COLUMBIA, S.C. -- A South Carolina lawmaker sent out a Christmas card featuring a photo of the Confederate flag that was removed this year from the Statehouse to his Republican colleagues, suggesting they use the holiday to "ask for forgiveness of all your sins such as betrayal."
Rep. Chris Corley said the card was a political statement to his fellow Republicans meant as a joke in his smart-aleck style. Democrats and others on his Christmas card list will get one with a picture of his children.
"If somebody's feelings are legitimately hurt about that Christmas card, I think that might speak more to their conscience than the content of the card," the Republican from Graniteville said.
Lawmakers voted in July to remove the Confederate flag that had flown on the Capitol grounds for 50 years in response to the fatal shooting of nine black parishioners in a Charleston church. The suspect in the shooting, Dylan Roof, was seen in photos posing with the rebel banner.
Proponents of removing the flag said it had become a symbol of a brutally oppressive past for African-Americans.
But Corley and other flag supporters said the banner also stands for pride in Southern ancestors who fought to protect their homes and land in the Civil War. They thought the Legislature acted too quickly by coming back into a special session instead of waiting until they returned in January.
During the House debate, Corley suggested an amendment replacing the Confederate flag with the white flag of surrender and held up a piece of paper taped to a pencil to illustrate his point.

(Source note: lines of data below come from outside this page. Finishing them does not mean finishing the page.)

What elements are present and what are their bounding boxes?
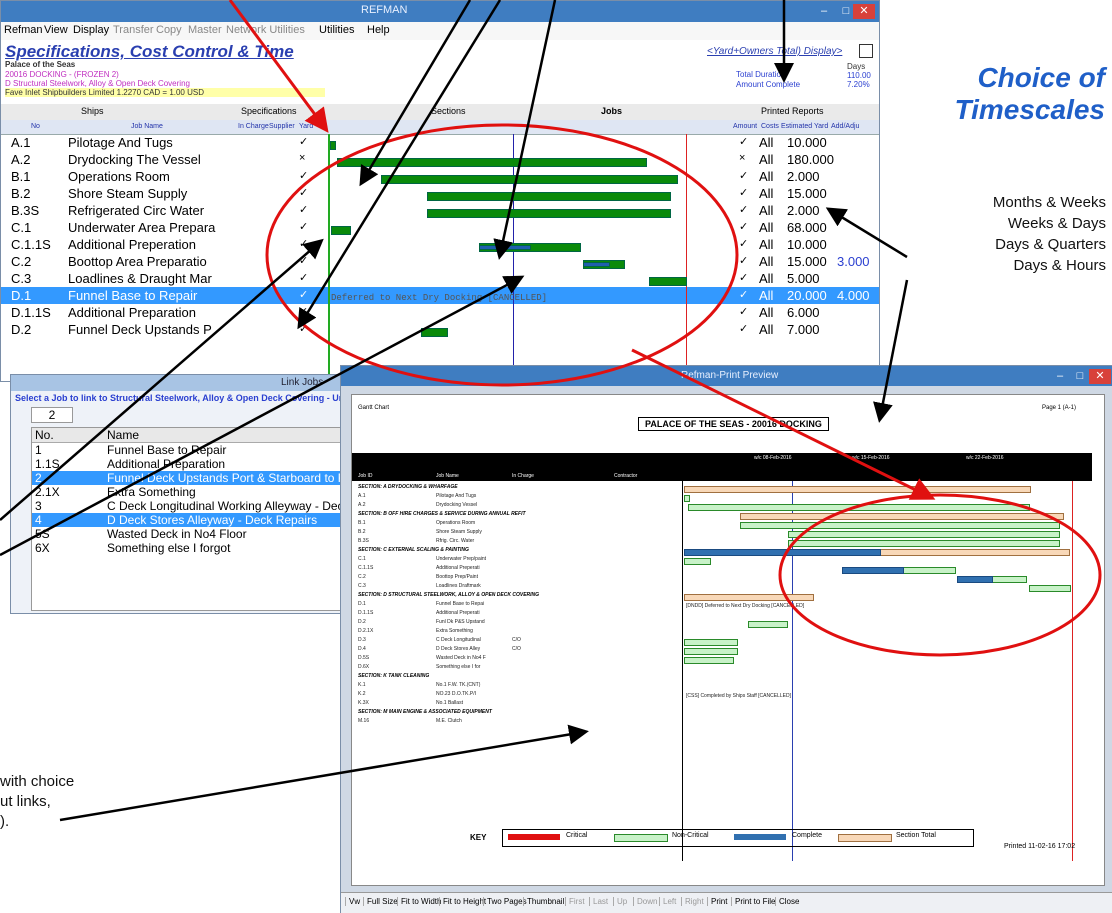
highlight-ellipse-main — [265, 123, 739, 387]
arrow-to-timescale — [825, 207, 908, 259]
arrow-to-preview-week — [873, 279, 909, 423]
arrow-to-gantt-bar — [359, 0, 472, 187]
arrow-to-preview-body — [59, 724, 589, 822]
arrow-to-link-1 — [0, 238, 324, 521]
arrow-red-top — [228, 0, 329, 133]
arrow-red-link — [631, 348, 936, 500]
annotation-overlay — [0, 0, 1102, 822]
arrow-to-check — [297, 0, 502, 330]
highlight-ellipse-preview — [778, 493, 1102, 657]
arrow-to-link-2 — [0, 275, 525, 557]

This week, he filed a bill calling for a popular vote during the general election in 2016 on whether to return the Confederate flag to a pole in front of the Statehouse.
Corley's holiday card starts with: "May your Christmas be filled with memories of a happier time when South Carolina's leaders possessed morals, convictions and the principles to stand for what is right."
It ends with: "May you have a blessed and happy Christmas, and may you take this joyous time as an opportunity to ask for forgiveness of all your sins such as betrayal."
Corley said the card, which was first reported by The Post and Courier, is meant to criticize only Republicans and their leadership. House Speaker Jay Lucas declined comment Thursday.
Corley said Democrats should be praised for how they handled the issue.
"It was excellent politics on their part," Corley said. "They did exactly what their constituents sent them to Columbia to do. They got to go home and say, 'Look at how hapless and helpless these Republicans are.'"
House Minority Leader Todd Rutherford said Republican leaders need to address Corley's comments or else run the risk of people thinking they agree with him.
"I am waiting for the Republican Party to condemn his Christmas card and the statements in the card and distance themselves from him," said Rutherford, D-Columbia. "Everyone has a right to their belief. But he's a Republican, and either he speaks for them or he doesn't."